La questione assume particolare rilevanza considerato l’allarme mediatico già generato intorno al “lupo aggressore” e il delicato momento del dibattito sulla tutela del lupo e sulle politiche di gestione faunistica e venatoria: circostanza che rende ancora più necessario distinguere rigorosamente i fatti accertati dalle ipotesi.

SI CHIEDE PERTANTO

- di conoscere lo stato e l’esito, ove già disponibile, delle analisi genetiche effettuate sui campioni acquisiti in occasione delle aggressioni, con indicazione delle date di prelievo, trasmissione e ricezione presso il laboratorio competente;
di conoscere quali elementi tecnici e scientifici colleghino l’esemplare di lupo monitorato alle aggressioni, distinguendo tale accertamento dalla mera documentazione della sua presenza nell’area;
- di sapere se siano state acquisite e analizzate le registrazioni delle telecamere pubbliche e private, comprese quelle degli esercizi commerciali presenti nelle immediate vicinanze dei luoghi interessati, e se tali immagini documentino l’animale e/o la dinamica degli episodi;
- di conoscere la ricostruzione della dinamica delle aggressioni sulla base delle testimonianze e degli accertamenti svolti;
- di conoscere il numero e la classificazione dei cani vaganti presenti o segnalati nel territorio comunale, specificando quanti siano risultati muniti di microchip e riconducibili a un proprietario, quanti privi di identificazione e quanti regolarmente reimmessi sul territorio;
- di conoscere quali verifiche siano state effettuate sui cani presenti presso masserie, aziende agricole e insediamenti rurali, nonché sui cani utilizzati nell’attività venatoria, con particolare riferimento all’identificazione e all’iscrizione in anagrafe;
- di conoscere quali attività siano attualmente poste in essere dalla task force interistituzionale, dalla Prefettura, dalla Regione, dall’ASL Bari, dai Carabinieri Forestali, dal Comune e dagli altri soggetti coinvolti, sia per individuare con certezza l’animale responsabile sia per il controllo dei cani vaganti.

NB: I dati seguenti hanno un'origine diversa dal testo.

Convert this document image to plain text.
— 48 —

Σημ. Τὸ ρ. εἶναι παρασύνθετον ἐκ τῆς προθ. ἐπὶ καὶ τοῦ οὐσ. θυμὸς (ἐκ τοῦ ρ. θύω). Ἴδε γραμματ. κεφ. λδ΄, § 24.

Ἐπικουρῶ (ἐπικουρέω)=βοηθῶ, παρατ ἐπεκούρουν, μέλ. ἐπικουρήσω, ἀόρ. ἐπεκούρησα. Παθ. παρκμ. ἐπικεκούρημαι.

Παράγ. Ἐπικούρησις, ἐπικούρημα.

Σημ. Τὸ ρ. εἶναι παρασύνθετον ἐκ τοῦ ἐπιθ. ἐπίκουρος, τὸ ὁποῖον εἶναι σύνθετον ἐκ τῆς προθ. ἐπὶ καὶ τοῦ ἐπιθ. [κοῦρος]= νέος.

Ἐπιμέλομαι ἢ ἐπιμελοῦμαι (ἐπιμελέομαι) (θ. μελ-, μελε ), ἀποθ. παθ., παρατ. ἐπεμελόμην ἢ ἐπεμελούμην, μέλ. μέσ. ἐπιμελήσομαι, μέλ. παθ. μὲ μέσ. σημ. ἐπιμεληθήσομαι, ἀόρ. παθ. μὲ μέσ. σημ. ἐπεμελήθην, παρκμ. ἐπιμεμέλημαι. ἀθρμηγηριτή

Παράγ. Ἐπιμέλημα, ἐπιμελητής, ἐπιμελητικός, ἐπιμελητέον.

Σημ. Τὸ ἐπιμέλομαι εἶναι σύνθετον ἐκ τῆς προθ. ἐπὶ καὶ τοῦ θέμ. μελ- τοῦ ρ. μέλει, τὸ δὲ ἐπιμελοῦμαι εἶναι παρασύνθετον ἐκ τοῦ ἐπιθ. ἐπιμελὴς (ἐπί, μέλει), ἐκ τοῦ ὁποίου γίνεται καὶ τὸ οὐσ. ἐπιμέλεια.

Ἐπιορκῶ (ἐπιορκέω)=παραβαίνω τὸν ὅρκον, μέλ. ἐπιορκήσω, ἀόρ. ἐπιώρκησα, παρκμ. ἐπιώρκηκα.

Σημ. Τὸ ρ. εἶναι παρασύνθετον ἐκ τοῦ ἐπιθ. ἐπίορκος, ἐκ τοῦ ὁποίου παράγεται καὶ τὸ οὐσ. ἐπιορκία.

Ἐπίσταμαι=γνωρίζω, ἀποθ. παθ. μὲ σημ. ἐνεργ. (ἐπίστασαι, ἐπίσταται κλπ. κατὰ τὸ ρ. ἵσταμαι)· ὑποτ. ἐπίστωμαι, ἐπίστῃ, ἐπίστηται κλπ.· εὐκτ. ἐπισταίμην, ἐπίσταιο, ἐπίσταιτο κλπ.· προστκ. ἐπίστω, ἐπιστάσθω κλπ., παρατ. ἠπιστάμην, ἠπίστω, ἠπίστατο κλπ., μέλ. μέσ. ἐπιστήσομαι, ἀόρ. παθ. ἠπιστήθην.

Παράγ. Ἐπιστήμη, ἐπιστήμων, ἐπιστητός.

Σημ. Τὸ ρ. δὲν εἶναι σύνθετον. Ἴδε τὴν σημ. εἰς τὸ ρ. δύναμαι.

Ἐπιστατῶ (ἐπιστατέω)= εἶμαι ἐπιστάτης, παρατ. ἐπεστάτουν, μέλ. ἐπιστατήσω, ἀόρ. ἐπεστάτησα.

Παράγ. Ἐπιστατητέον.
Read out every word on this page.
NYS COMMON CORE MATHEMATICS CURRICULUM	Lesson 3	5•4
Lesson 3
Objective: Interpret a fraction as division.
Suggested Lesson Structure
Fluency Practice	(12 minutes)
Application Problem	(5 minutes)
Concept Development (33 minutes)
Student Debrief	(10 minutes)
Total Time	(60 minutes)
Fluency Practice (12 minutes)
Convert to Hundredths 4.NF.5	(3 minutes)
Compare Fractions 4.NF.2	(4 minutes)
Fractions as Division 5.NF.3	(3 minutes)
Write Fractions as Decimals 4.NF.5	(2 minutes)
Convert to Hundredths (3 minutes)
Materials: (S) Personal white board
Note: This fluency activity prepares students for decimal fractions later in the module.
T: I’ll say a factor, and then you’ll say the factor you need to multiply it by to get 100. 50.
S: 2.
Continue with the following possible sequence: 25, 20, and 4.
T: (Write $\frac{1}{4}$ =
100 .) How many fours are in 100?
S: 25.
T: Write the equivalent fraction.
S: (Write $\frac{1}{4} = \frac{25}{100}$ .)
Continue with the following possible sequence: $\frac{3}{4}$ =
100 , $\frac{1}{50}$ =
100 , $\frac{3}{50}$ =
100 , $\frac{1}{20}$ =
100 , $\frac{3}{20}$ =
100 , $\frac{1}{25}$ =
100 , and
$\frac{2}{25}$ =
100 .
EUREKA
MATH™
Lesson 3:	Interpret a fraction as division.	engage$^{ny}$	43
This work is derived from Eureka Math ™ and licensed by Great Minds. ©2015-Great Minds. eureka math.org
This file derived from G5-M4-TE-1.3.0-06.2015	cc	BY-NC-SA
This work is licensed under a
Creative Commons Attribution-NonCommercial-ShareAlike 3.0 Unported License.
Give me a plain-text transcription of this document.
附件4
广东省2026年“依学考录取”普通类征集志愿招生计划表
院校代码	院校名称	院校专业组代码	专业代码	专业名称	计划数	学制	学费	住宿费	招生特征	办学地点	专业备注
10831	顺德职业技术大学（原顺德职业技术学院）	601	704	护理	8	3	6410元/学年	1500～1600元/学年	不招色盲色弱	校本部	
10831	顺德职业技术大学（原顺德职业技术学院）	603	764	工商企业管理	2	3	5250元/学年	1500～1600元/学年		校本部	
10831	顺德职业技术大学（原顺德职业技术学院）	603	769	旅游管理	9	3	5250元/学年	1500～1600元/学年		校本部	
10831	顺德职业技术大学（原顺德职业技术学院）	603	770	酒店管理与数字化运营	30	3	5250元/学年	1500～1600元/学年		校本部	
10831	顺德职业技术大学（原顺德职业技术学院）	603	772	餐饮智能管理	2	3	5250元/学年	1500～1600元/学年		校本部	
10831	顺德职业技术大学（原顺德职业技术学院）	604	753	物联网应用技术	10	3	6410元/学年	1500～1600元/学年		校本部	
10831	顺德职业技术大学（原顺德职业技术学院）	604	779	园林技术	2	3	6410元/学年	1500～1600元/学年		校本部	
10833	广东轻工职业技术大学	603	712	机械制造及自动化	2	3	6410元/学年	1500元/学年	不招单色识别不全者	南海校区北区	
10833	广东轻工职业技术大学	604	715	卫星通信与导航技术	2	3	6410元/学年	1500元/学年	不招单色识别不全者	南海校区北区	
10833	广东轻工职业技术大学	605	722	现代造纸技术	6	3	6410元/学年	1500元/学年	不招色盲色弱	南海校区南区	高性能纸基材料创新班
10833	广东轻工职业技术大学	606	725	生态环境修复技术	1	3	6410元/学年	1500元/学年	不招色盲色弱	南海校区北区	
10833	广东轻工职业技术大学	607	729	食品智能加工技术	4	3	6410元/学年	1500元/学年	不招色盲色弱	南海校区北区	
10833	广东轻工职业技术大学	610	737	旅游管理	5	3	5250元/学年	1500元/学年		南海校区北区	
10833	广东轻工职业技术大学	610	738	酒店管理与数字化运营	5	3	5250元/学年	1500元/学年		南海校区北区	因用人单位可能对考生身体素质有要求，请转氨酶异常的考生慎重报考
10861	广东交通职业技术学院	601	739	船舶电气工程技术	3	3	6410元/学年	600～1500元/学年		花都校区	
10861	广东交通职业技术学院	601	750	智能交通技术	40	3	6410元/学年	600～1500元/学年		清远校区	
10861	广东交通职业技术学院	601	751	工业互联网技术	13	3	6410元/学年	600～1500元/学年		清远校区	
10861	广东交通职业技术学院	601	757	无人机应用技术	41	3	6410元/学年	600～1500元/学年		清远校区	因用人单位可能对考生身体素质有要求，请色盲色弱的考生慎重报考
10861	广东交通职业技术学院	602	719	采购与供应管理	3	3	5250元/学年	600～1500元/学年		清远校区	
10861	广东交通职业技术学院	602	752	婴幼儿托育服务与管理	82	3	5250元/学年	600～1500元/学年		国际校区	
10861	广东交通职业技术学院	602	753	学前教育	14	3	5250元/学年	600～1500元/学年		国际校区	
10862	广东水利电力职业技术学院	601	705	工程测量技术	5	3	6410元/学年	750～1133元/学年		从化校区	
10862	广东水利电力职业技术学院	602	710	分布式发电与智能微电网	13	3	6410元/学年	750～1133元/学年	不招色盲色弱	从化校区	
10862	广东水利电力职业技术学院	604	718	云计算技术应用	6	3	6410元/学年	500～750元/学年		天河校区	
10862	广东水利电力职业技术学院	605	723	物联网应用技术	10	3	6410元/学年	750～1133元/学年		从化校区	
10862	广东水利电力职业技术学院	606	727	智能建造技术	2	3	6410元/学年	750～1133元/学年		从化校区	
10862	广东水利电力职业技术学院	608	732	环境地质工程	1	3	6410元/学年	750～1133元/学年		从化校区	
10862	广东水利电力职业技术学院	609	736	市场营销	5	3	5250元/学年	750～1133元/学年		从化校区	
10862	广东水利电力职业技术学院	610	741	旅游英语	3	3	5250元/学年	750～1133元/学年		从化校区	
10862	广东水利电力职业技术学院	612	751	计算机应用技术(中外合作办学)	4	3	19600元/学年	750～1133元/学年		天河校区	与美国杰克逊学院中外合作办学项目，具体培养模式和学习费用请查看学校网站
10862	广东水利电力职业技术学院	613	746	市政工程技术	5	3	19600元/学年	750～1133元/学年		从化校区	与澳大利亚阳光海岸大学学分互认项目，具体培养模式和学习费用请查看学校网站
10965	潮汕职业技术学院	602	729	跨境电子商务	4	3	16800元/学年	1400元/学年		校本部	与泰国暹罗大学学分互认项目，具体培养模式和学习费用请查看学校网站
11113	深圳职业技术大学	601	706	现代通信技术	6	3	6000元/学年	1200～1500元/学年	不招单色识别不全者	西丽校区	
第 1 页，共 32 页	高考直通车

Considerata la riunione della task force interistituzionale convocata presso la Prefettura di Bari per il 17 agosto 2026, si chiede che, nell’ambito della predetta riunione, siano espressamente valutati gli esiti disponibili delle analisi genetiche, gli elementi acquisiti ai fini dell’identificazione dell’animale responsabile e i dati relativi alla presenza sul territorio di cani vaganti o di proprietà lasciati liberi, prima dell’adozione di ulteriori determinazioni in relazione all’esemplare monitorato.

Si chiede infine che gli esiti degli accertamenti genetici siano resi pubblici tempestivamente e con adeguata evidenza, tanto nell’ipotesi in cui confermino l’attribuzione al lupo quanto nell’ipotesi in cui la escludano.

La corretta identificazione dell’animale responsabile costituisce presupposto indispensabile per la tutela dell’incolumità pubblica e per l’adozione di provvedimenti proporzionati, scientificamente fondati e conformi alla normativa vigente.

In attesa di sollecito riscontro, si porgono distinti saluti.

Attivismo by Progetto Vegan (www.maakaruna.com)
Movimento indipendente, apartitico e non religioso, impegnato nella tutela degli animali, dell’ambiente e dei diritti universali.